Мэгги шагнула к Такеру, вызывающе подняв подбородок. Тот сурово нахмурился. Куда девалась недавняя веселая улыбка?
– Потому что вы были одиноки и нуждались в помощи, а мне показалось, ни один человек не захочет помочь вам. И вы могли быть, по крайней мере, хоть немного благодарны за то, что мы согласились вас принять. Неужели вы ни разу не подумали, что произошло бы с вами, если бы мы не решились помочь вам?
Мэгги хотелось крикнуть, что она не нуждается в его милосердии, но Такер был прав. Она понимала, какова была бы их участь, если бы не помощь миссис Брениген. К этому времени Мэгги стала бы женой старого Сайруса Джонсона, и тот бы поделил с дядей Сетом деньги, положенные отцом в банк для нее…
Такер прав. Она должна быть благодарна и была благодарна Морин. Несомненно, ни один человек, кроме нее, не подумал бы позаботиться о сестрах, даже с благословения мистера Фостера. Мэгги получила то, о чем просила. Так какое же право она имеет злиться на Такера? Мэгги молча отвернулась от него, глядя на мирный лагерь.
– Простите, мистер Брениген. Я не имела права говорить вам подобные вещи. Просто… просто я немного боюсь того, что нас ждет впереди.
После долгой паузы Такер кивнул.
– Можно понять. Пенсильвания так далеко от Орегона… – И, немного помолчав, добавил:
– И Джорджия тоже.
Расслышав тоскливые нотки в голосе Такера, Мэгги не смогла удержаться, чтобы не посмотреть на него. Ей неожиданно захотелось узнать больше об этом человеке.
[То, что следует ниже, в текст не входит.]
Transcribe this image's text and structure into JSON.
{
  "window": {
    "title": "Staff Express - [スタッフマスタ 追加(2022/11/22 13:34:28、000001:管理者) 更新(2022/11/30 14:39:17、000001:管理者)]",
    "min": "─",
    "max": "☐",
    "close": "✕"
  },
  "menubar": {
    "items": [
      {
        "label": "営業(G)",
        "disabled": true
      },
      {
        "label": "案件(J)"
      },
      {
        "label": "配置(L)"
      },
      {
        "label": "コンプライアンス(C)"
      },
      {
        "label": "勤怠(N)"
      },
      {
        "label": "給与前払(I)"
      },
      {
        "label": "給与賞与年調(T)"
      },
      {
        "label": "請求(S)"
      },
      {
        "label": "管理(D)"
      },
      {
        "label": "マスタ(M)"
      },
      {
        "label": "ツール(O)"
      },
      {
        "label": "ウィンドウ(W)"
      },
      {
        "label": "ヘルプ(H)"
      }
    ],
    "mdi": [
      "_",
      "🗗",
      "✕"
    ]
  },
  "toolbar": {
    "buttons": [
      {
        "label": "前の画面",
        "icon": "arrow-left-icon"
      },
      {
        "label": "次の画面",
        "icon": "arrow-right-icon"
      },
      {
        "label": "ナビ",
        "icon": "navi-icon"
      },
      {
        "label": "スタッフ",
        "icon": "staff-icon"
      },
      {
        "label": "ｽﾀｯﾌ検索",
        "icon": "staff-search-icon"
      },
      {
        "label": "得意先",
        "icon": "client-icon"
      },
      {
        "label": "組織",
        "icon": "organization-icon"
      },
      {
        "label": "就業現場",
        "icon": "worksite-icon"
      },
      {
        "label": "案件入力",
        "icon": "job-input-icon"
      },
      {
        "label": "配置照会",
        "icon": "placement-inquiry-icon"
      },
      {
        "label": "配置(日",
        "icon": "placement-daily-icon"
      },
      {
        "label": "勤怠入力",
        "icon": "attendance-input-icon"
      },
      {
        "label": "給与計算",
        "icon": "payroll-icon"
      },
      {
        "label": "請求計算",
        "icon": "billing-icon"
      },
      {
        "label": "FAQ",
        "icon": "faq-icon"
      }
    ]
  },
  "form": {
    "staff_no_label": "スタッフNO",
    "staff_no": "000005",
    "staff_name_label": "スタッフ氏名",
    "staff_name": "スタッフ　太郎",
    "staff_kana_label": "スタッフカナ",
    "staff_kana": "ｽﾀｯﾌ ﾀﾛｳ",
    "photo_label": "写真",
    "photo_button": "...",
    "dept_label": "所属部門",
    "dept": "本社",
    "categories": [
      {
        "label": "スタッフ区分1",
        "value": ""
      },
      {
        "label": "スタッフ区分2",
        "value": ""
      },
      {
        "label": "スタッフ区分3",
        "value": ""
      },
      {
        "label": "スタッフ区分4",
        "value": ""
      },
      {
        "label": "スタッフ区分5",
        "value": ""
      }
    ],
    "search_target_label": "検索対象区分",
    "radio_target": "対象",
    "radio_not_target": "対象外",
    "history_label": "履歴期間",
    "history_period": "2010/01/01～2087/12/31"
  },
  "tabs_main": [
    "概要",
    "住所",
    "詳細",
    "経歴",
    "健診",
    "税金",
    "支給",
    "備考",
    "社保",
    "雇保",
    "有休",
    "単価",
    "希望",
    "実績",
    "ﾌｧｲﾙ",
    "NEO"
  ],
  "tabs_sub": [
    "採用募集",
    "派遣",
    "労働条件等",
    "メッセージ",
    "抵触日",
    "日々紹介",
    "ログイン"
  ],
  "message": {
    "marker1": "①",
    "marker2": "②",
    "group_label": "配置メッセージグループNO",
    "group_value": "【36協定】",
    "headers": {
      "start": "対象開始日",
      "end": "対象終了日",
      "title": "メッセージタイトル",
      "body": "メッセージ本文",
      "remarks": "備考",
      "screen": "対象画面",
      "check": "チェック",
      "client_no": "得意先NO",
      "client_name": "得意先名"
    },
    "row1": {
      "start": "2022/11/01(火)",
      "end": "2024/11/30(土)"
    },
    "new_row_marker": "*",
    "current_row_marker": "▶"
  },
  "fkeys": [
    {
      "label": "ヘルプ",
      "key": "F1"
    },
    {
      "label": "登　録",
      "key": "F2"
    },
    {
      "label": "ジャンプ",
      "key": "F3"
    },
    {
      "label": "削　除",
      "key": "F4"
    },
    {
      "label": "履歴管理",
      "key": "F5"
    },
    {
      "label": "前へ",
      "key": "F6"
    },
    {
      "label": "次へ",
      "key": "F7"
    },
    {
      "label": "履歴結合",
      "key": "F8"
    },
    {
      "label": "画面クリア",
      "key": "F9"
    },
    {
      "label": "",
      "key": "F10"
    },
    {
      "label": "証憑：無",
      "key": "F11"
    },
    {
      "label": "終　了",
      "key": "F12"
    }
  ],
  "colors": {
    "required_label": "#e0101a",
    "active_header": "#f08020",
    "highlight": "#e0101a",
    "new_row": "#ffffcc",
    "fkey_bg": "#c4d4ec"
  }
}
– Почему вы отправляетесь на Запад, мистер Брениген?
Последовала еще одна напряженная пауза.
– Мой отец умер.
В темных глазах застыла боль, та самая боль, так хорошо знакомая Мэгги. Не размышляя, она подняла руку, осторожно коснулась его плеча и прошептала:
– Мне очень жаль.
Взгляд Такера заставил девушку почувствовать себя неловко, молодой человек каким-то образом почувствовал, что она в самом деле понимает глубину его потери, как это может понять лишь ребенок, потерявший родителей. Мэгги испугалась. Она не может позволить себе жалеть его. Не может позволить себе привязаться слишком сильно к кому-нибудь из членов этой семьи.
– Пойду узнаю, не нужно ли чего-нибудь Рейчел, – тихо сказала она и, схватив туфли с чулками, начала поспешно спускаться с холма.
Морин натянула платье и застегнула корсаж, прежде чем устроиться на камне и начать расчесывать влажные волосы. Как славно вымыться наконец с головы до ног, хотя бы и в неглубоком ручье с ледяной водой, а не в ванне, над которой клубится пар.
Расческа выскользнула из рук, и, прежде чем поднять ее, Морин взглянула на свои ладони. Мозоли и волдыри. Трудно вспомнить то время, когда руки были снежно-белыми и мягкими, как бархат. Давным- давно, когда Фаррел ухаживал за ней, он часто говорил, целуя эти бедные ладони, что они медово-сладкие на вкус.